Python Docs

Multiprocessing

The multiprocessing module starts separate Python processes to achieve true parallelism for CPU-bound tasks, bypassing the Global Interpreter Lock (GIL). Each process has its own memory space.

Parallel map with Pool.map()

Use a Pool when you want to apply a function to many items in parallel, like a CPU-heavy transformation.

from multiprocessing import Pool

def f(x):
    return x * x

if __name__ == "__main__":  # Required on Windows
    with Pool(4) as p:
        print(p.map(f, [1, 2, 3, 4]))
  • The if __name__ == "__main__" guard is required on Windows to avoid infinite spawning.
  • Pool(4) creates 4 worker processes (use CPU count as a guideline).

Manual Process and Queue

For more control, you can create individual processes and share work via a queue.

from multiprocessing import Process, Queue

def worker(q):
    while not q.empty():
        item = q.get()
        print("processing", item)

if __name__ == "__main__":
    q = Queue()
    for i in range(5):
        q.put(i)

    ps = [Process(target=worker, args=(q,)) for _ in range(2)]

    for p in ps:
        p.start()
    for p in ps:
        p.join()

Note: q.empty() is not always 100% reliable in highly concurrent cases, but fine for simple examples and small scripts.

Shared State with Manager

A Manager creates proxy objects (like list/dict) that multiple processes can safely share and modify.

from multiprocessing import Manager, Process

def add(shared_list):
    shared_list.append(1)

if __name__ == "__main__":
    with Manager() as m:
        lst = m.list()
        ps = [Process(target=add, args=(lst,)) for _ in range(3)]

        for p in ps:
            p.start()
        for p in ps:
            p.join()

        print(list(lst))  # [1, 1, 1]
  • Manager objects are convenient but a bit slower (data goes through a server process).
  • Use them when simplicity matters more than raw speed.

ProcessPoolExecutor (high-level API)

The concurrent.futures API provides a nicer interface for pools, especially when mixing threads and processes.

from concurrent.futures import ProcessPoolExecutor

def fib(n):
    if n < 2:
        return n
    return fib(n - 1) + fib(n - 2)

if __name__ == "__main__":
    with ProcessPoolExecutor() as ex:
        results = list(ex.map(fib, [28, 29, 30]))
        print(results)

ex.map() behaves like built-in map, but runs each call in parallel processes.

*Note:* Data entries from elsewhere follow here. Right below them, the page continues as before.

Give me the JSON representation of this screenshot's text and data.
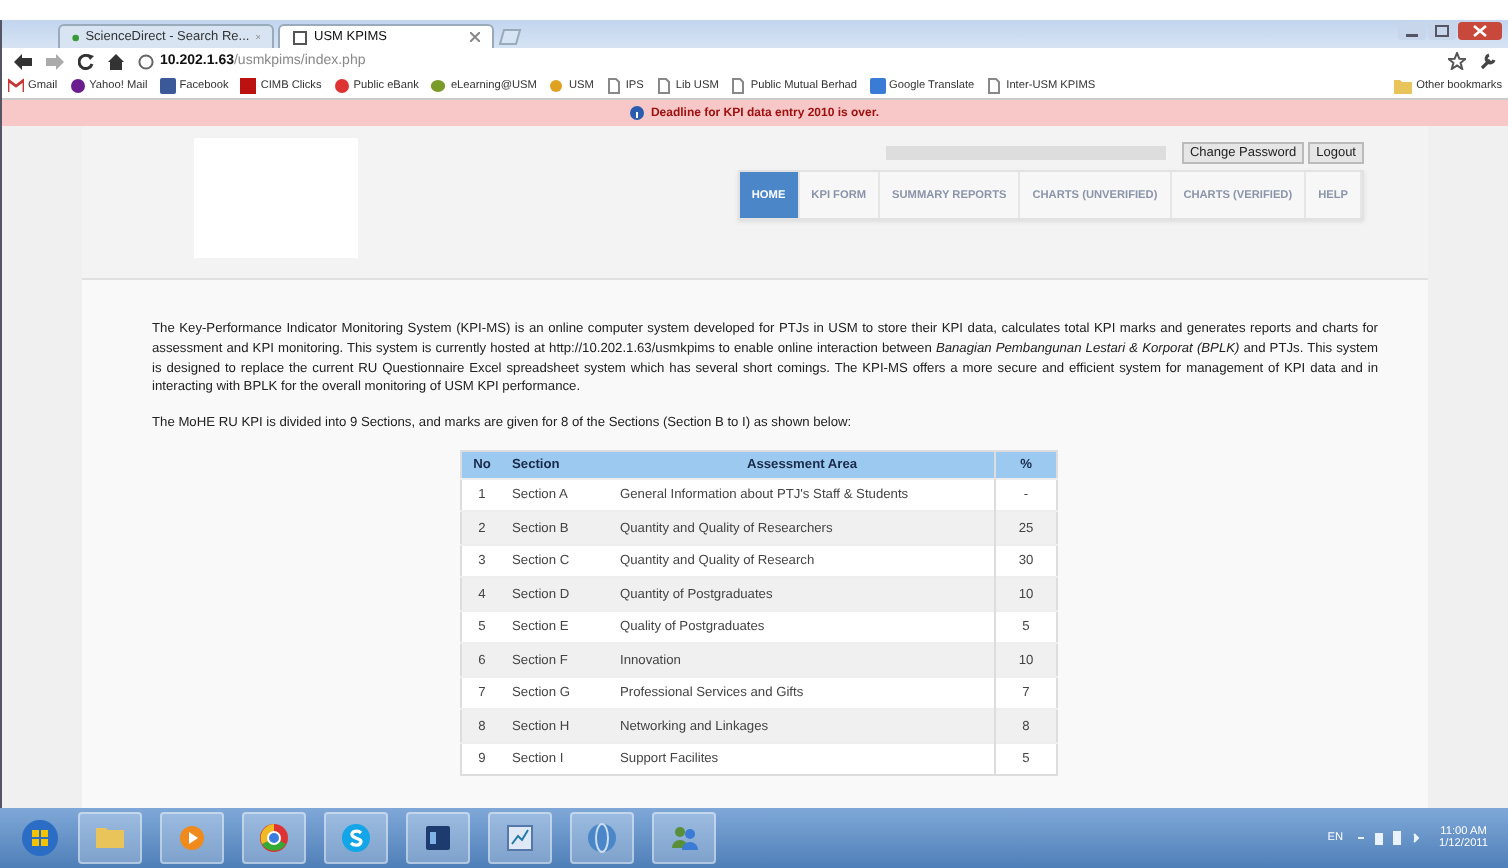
{
  "browser": {
    "tabs": [
      {
        "label": "ScienceDirect - Search Re...",
        "selected": false
      },
      {
        "label": "USM KPIMS",
        "selected": true
      }
    ],
    "address": {
      "host": "10.202.1.63",
      "path": "/usmkpims/index.php"
    },
    "bookmarks": [
      "Gmail",
      "Yahoo! Mail",
      "Facebook",
      "CIMB Clicks",
      "Public eBank",
      "eLearning@USM",
      "USM",
      "IPS",
      "Lib USM",
      "Public Mutual Berhad",
      "Google Translate",
      "Inter-USM KPIMS"
    ],
    "other_bookmarks": "Other bookmarks"
  },
  "notice": "Deadline for KPI data entry 2010 is over.",
  "account_buttons": [
    "Change Password",
    "Logout"
  ],
  "nav": [
    {
      "label": "HOME",
      "selected": true
    },
    {
      "label": "KPI FORM",
      "selected": false
    },
    {
      "label": "SUMMARY REPORTS",
      "selected": false
    },
    {
      "label": "CHARTS (UNVERIFIED)",
      "selected": false
    },
    {
      "label": "CHARTS (VERIFIED)",
      "selected": false
    },
    {
      "label": "HELP",
      "selected": false
    }
  ],
  "paragraphs": [
    "The Key-Performance Indicator Monitoring System (KPI-MS) is an online computer system developed for PTJs in USM to store their KPI data, calculates total KPI marks and generates reports and charts for assessment and KPI monitoring. This system is currently hosted at http://10.202.1.63/usmkpims to enable online interaction between *Banagian Pembangunan Lestari & Korporat (BPLK)* and PTJs. This system is designed to replace the current RU Questionnaire Excel spreadsheet system which has several short comings. The KPI-MS offers a more secure and efficient system for management of KPI data and in interacting with BPLK for the overall monitoring of USM KPI performance.",
    "The MoHE RU KPI is divided into 9 Sections, and marks are given for 8 of the Sections (Section B to I) as shown below:"
  ],
  "table": {
    "columns": [
      "No",
      "Section",
      "Assessment Area",
      "%"
    ],
    "rows": [
      [
        "1",
        "Section A",
        "General Information about PTJ's Staff & Students",
        "-"
      ],
      [
        "2",
        "Section B",
        "Quantity and Quality of Researchers",
        "25"
      ],
      [
        "3",
        "Section C",
        "Quantity and Quality of Research",
        "30"
      ],
      [
        "4",
        "Section D",
        "Quantity of Postgraduates",
        "10"
      ],
      [
        "5",
        "Section E",
        "Quality of Postgraduates",
        "5"
      ],
      [
        "6",
        "Section F",
        "Innovation",
        "10"
      ],
      [
        "7",
        "Section G",
        "Professional Services and Gifts",
        "7"
      ],
      [
        "8",
        "Section H",
        "Networking and Linkages",
        "8"
      ],
      [
        "9",
        "Section I",
        "Support Facilites",
        "5"
      ]
    ]
  },
  "taskbar": {
    "language": "EN",
    "time": "11:00 AM",
    "date": "1/12/2011"
  }
}
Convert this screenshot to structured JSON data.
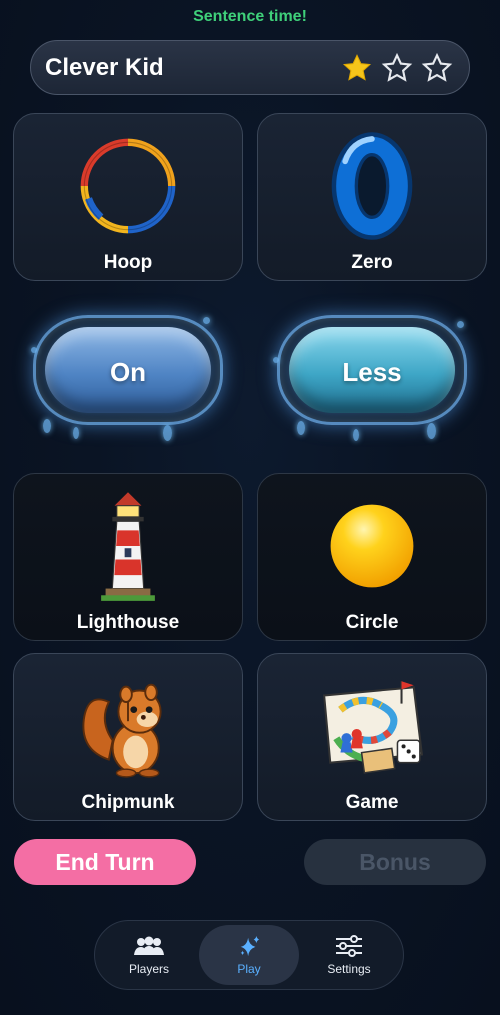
{
  "header": {
    "status": "Sentence time!",
    "player_name": "Clever Kid",
    "stars_filled": 1,
    "stars_total": 3
  },
  "cards": [
    {
      "label": "Hoop",
      "icon": "hoop-icon"
    },
    {
      "label": "Zero",
      "icon": "zero-icon"
    },
    {
      "label": "On",
      "style": "splash-blue"
    },
    {
      "label": "Less",
      "style": "splash-cyan"
    },
    {
      "label": "Lighthouse",
      "icon": "lighthouse-icon"
    },
    {
      "label": "Circle",
      "icon": "circle-icon"
    },
    {
      "label": "Chipmunk",
      "icon": "chipmunk-icon"
    },
    {
      "label": "Game",
      "icon": "board-game-icon"
    }
  ],
  "actions": {
    "end_turn": "End Turn",
    "bonus": "Bonus"
  },
  "tabs": [
    {
      "label": "Players",
      "icon": "players-icon",
      "active": false
    },
    {
      "label": "Play",
      "icon": "sparkle-icon",
      "active": true
    },
    {
      "label": "Settings",
      "icon": "sliders-icon",
      "active": false
    }
  ],
  "colors": {
    "status_green": "#3fd07a",
    "end_turn_pink": "#f46ea4",
    "active_tab_blue": "#5ab0ff",
    "star_gold": "#f6c51b"
  }
}
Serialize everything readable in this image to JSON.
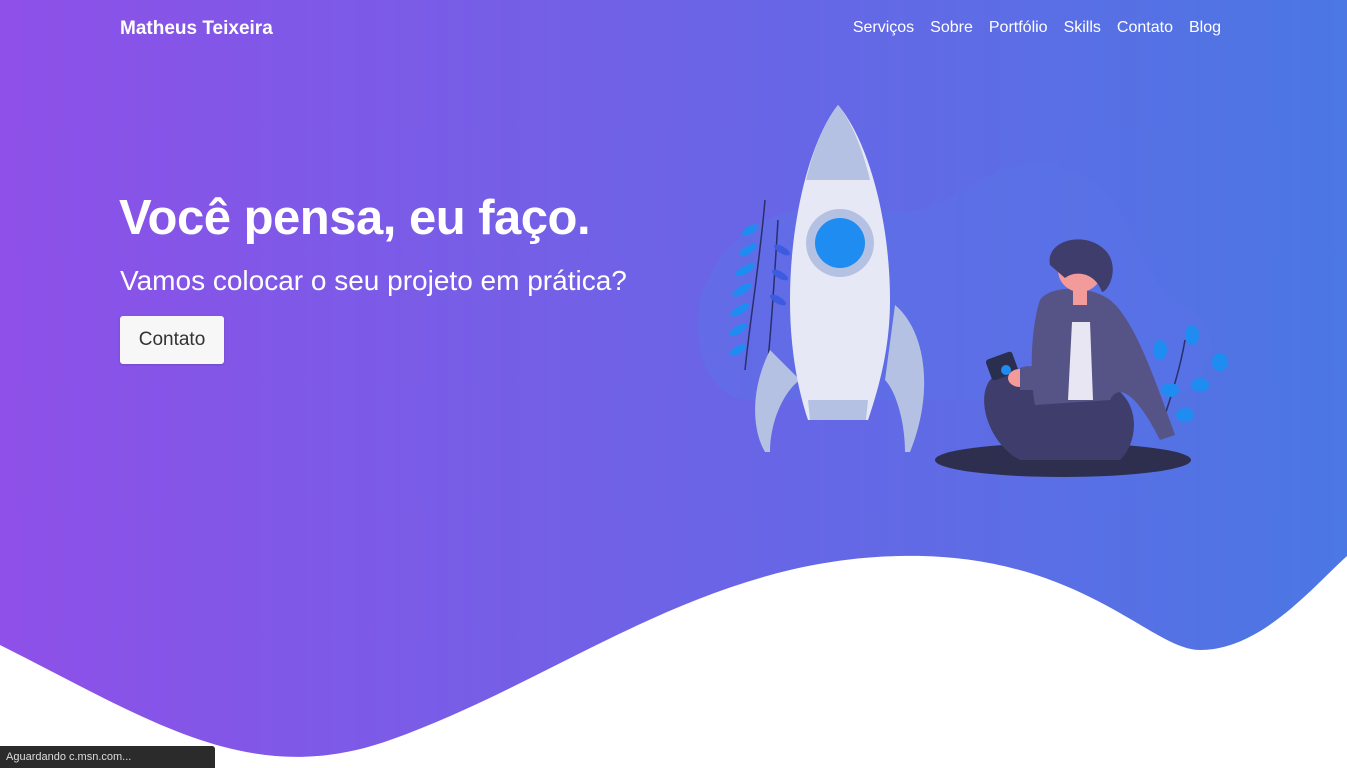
{
  "nav": {
    "brand": "Matheus Teixeira",
    "links": [
      "Serviços",
      "Sobre",
      "Portfólio",
      "Skills",
      "Contato",
      "Blog"
    ]
  },
  "hero": {
    "headline": "Você pensa, eu faço.",
    "subheadline": "Vamos colocar o seu projeto em prática?",
    "cta_label": "Contato"
  },
  "status_bar": {
    "text": "Aguardando c.msn.com..."
  },
  "colors": {
    "gradient_start": "#8e50e8",
    "gradient_end": "#4b77e4",
    "button_bg": "#f7f7f7"
  },
  "icons": {
    "illustration": "rocket-and-person-illustration"
  }
}
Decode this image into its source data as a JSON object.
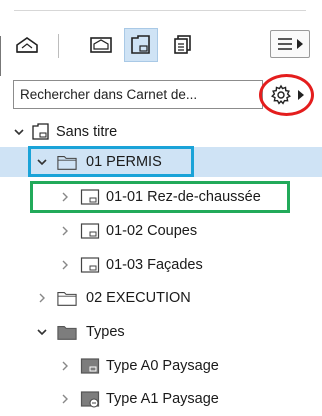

When to Use Multiprocessing vs Threads

  • Use multiprocessing for CPU-bound work (heavy math, image processing, ML inference, etc.).
  • Use threading / async for I/O-bound work (network calls, disk I/O).
  • Don't spawn too many short-lived processes; process startup has overhead.

Best Practices

  • Always guard multiprocessing code with if __name__ == "__main__": (especially on Windows).
  • Only pass picklable objects between processes.
  • Use Pool / ProcessPoolExecutor for simple parallel "map" patterns.
  • Prefer threads or async for I/O-bound workloads; processes for CPU-bound.